そしてここから驚くべき結論が書かれております。
「粟國造 都佐國造ハ同祖 粟凡直 長直モ一系ナリシヲ属地ニ依テ 粟凡直 長直ニ分レテ異姓ヲ称スルナル可シ天津羽羽神 阿波女神 同神 當阿波國十郡中麻植美馬等ノ三郡ヲ除キ残ル七郡ヨリ土佐國ヲカケテ皆本来人種ハ此神之氏子ナリ 八倉比賣大神ノ當國第一尊ニ坐ス事ヲ知ル可シ 土佐國一宮 阿波國一宮ハ夫婦ノ御神也」
粟凡直一族と長直一族も同族。
積羽八倉事代主命は神領から佐那河内村、そして上勝に移動し、南下して土佐國に至ったものと考えられ、事代主命は粟国〜土佐、さらには全国津々浦々を海山越えて開拓していったのであります。(このペースだと伊予三嶋の事代主命も阿波からの繋がりを見つけるのは早いかもしれません。)
ハッ!長國の号は何から採用されたのか書いていくうちにかなり話題のスケールが大きくなってしまいました。。。
それにしても以前に書くと言った佐那河内村関係を今回テーマに含められたことに少し安心してます。

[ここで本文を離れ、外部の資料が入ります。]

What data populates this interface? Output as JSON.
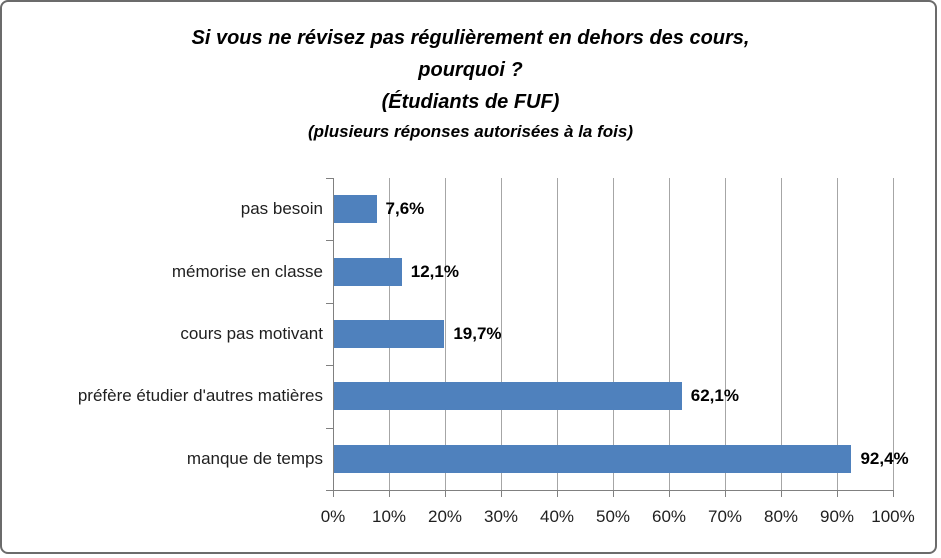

佐那河内村と神山町との繋がりが見出せたからです。天手力男命と大宜都比売命の親子の繋がり、積羽八倉事代主命と大宜都比売命の拠点が神山町〜佐那河内村だった可能性… 即ち、もともと粟國と長國は同族支配地域。これを一括りにした名称が古代、「高天原」と云われる地域。佐那河内村は紛れもなく高天原の一部だったと言えるのではないでしょうか。

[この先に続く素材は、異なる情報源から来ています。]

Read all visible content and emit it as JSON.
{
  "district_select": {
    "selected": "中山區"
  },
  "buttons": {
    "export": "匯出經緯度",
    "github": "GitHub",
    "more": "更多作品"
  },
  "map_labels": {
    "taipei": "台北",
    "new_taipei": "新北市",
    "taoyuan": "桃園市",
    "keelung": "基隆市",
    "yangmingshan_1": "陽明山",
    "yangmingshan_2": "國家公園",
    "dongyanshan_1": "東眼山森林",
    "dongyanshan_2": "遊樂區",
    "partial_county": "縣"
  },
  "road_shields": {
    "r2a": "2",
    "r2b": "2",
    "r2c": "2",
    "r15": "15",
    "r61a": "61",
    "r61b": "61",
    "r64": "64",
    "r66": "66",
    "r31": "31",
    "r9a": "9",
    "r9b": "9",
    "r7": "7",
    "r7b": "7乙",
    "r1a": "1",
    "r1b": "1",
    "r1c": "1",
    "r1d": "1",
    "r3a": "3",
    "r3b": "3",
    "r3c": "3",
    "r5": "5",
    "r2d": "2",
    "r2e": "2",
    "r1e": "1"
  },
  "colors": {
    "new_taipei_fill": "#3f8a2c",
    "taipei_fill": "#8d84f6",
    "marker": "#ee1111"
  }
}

今回はこれでもかなり説明を端折ったので、更に詳しく内容を確認したい方は下の文献を隈無くお読み頂ければより理解できること請け合いです。
比較的読みやすいので読んでみてください。
もうこれで勝浦町鎮座、朝立彦神社の祭人、豊玉彦と豊玉姫はどちらの御方か分かったも同然じゃないですか。積羽八重事代主命と大宜都比売命夫妻神だったのではないでしょうか。。。
海人族が信仰した神もまたここに繋がりそうです。